Heidelberg Research Architecture Turkology Annual Online
Project
The "Turkologischer Anzeiger/Turkology Annual" (TA), founded by Andreas Tietze (†) and György Hazai (†), is an indispensable systematic bibliography for Turkology and Ottoman Studies. Experts from all over the world contribute to its compilation, which is funded by several institutions including the UNESCO. The volumes edited by the Department of Oriental Studies of the University of Vienna have until now only appeared in printed form.
With funding from the Cluster of Excellence "Asia and Europe in a Global Context" a digitization project was started. Its collaboration partners, all at Heidelberg University, were the Department of Languages and Cultures of the Near East - Islamic Studies, the Department of Computational Linguistics, and the Heidelberg Research Architecture at the Cluster of Excellence. The project received funding in 2009-10 and was active through 2013. It established web-site “Turkology Annual Online” provide an online "re-published" version of the resource with expanded and efficient search functionalities.
Lessons learned: The TA contains entries in over 20 different languages, including transcriptions of Arabic and languages using the Cyrillic alphabet, and individual records may contain chunks in several different languages. We expected this to constitute a serious problem for the Optical Character Recognition (OCR). It turned out, however, that Syntax analysis (parsing) of the TA entries proved to be a much bigger challenge: Entry types and data structures are often only implicitly marked, and some of them change from volume to volume. Additionally, parsing had to cope with structural errors in the entries – mostly mistakes by editors which human readers would not even notice in most cases. Therefore, most of the project’s efforts went into tailoring syntax analysis in order to be comprehensive as well as robust.
Digital Output
The project digitized the first 26 printed volumes of Turkologischer Anzeiger (Turkology Annual) published between 1973 and 2012 and created an OCR-ed text version using Abbyy FineReader. Based on the OCR results that were parsed into a database, the project developed a methodology to enhance automatically extraction of structured data from this kind of structured multilingual text resource.
The approach was published in a peer reviewed paper:
Heckmann, Dustin, Anette Frank, Matthias Arnold, Peter Gietz, and Christian Roth. "Citation Segmentation from Sparse & Noisy Data: A Joint Inference Approach with Markov Logic Networks." Digital Scholarship in the Humanities 31, no. 2 (2016, First published online 8 December 2014): 333-356. DOI: 10.1093/llc/fqu061.

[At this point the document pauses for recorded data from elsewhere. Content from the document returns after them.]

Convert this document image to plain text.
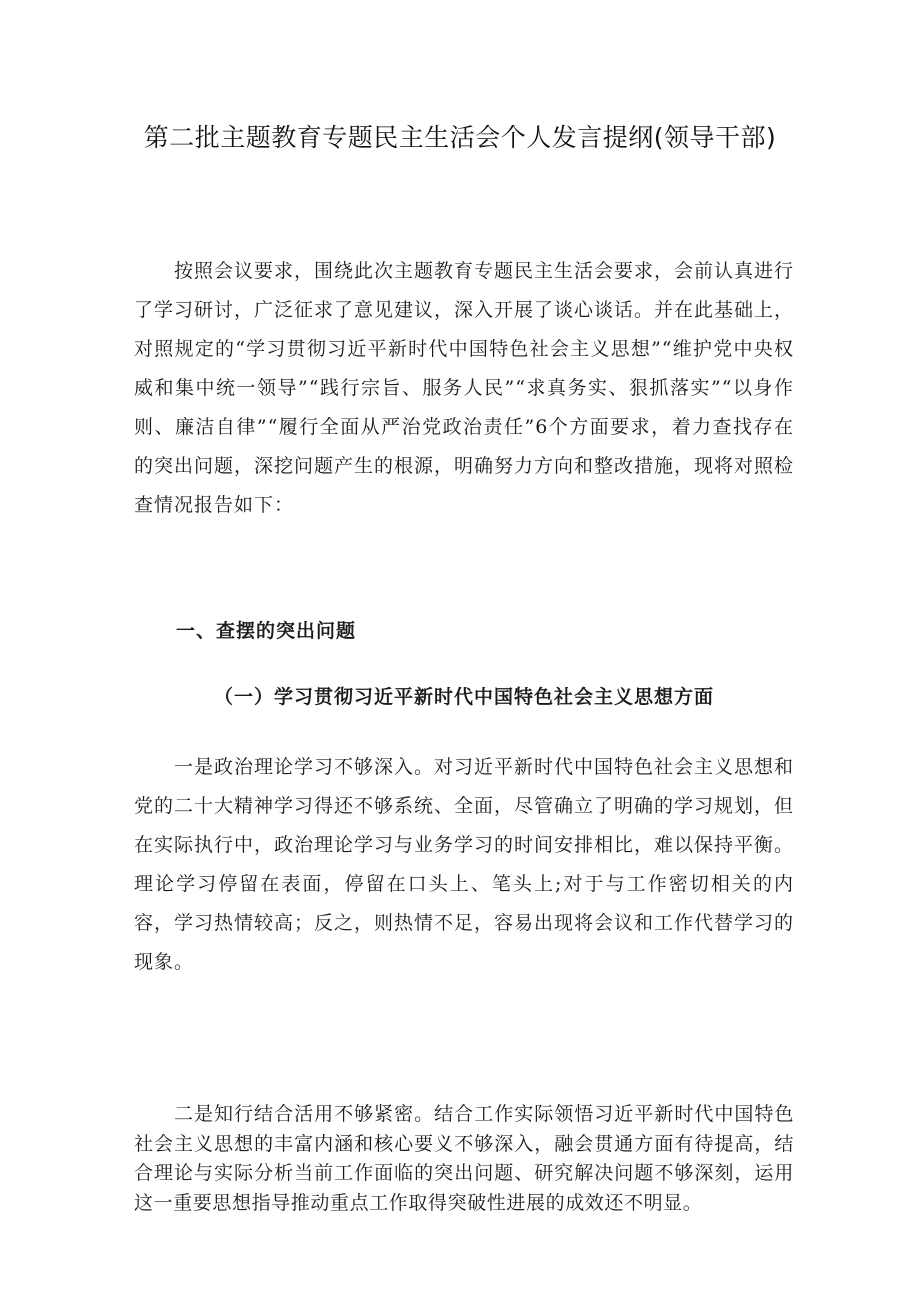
第二批主题教育专题民主生活会个人发言提纲(领导干部)

按照会议要求，围绕此次主题教育专题民主生活会要求，会前认真进行了学习研讨，广泛征求了意见建议，深入开展了谈心谈话。并在此基础上，对照规定的“学习贯彻习近平新时代中国特色社会主义思想”“维护党中央权威和集中统一领导”“践行宗旨、服务人民”“求真务实、狠抓落实”“以身作则、廉洁自律”“履行全面从严治党政治责任”6个方面要求，着力查找存在的突出问题，深挖问题产生的根源，明确努力方向和整改措施，现将对照检查情况报告如下：

一、查摆的突出问题
（一）学习贯彻习近平新时代中国特色社会主义思想方面

一是政治理论学习不够深入。对习近平新时代中国特色社会主义思想和党的二十大精神学习得还不够系统、全面，尽管确立了明确的学习规划，但在实际执行中，政治理论学习与业务学习的时间安排相比，难以保持平衡。理论学习停留在表面，停留在口头上、笔头上;对于与工作密切相关的内容，学习热情较高；反之，则热情不足，容易出现将会议和工作代替学习的现象。

二是知行结合活用不够紧密。结合工作实际领悟习近平新时代中国特色社会主义思想的丰富内涵和核心要义不够深入，融会贯通方面有待提高，结合理论与实际分析当前工作面临的突出问题、研究解决问题不够深刻，运用这一重要思想指导推动重点工作取得突破性进展的成效还不明显。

With the end of the project, maintenance of the database became difficult and the website had to be shut down finally. Only because of the personal engagement of former project member Dustin Heckmann not only the data was secured, but also the parsing itself significantly improved. As a result, almost all 61639 records are individually accessible. Since 2019 the Heidelberg University Library made efforts to transform the project output into a bibliographic database based on the vuFind software, and in 2021 a full data set was published. Eventually, all data of the “Turkology Annual Online” was migrated to the Specialised Information Service Middle East-, North Africa- and Islamic Studies (FID NahOst) at Halle University.
Data set
The Turkology Annual Online project digitised the first 26 volumes of the Turkologischer Anzeiger / Turkology Annual (TA) and parsed the OCR'ed content into individual bibliographic records. With the transformation of TA data into the digital format, many improvements of the data became possible. Individual records now relate to their respective TA specific subject heading, which the project also translated into English. A full list of cited publications is available, and related records, e.g. reviews to the main publications, are all digitally connected. Eventually, 61540 of the 61639 total records were successfully and automatically extracted and are provided in a json format.
The data set “Turkology Annual Online – Full bibliographic records” was published at heiDATA in 2021.
All TA data produced by the project was migrated to the Specialised Information Service Near East (FID Nah-Ost) where it can easily be searched online.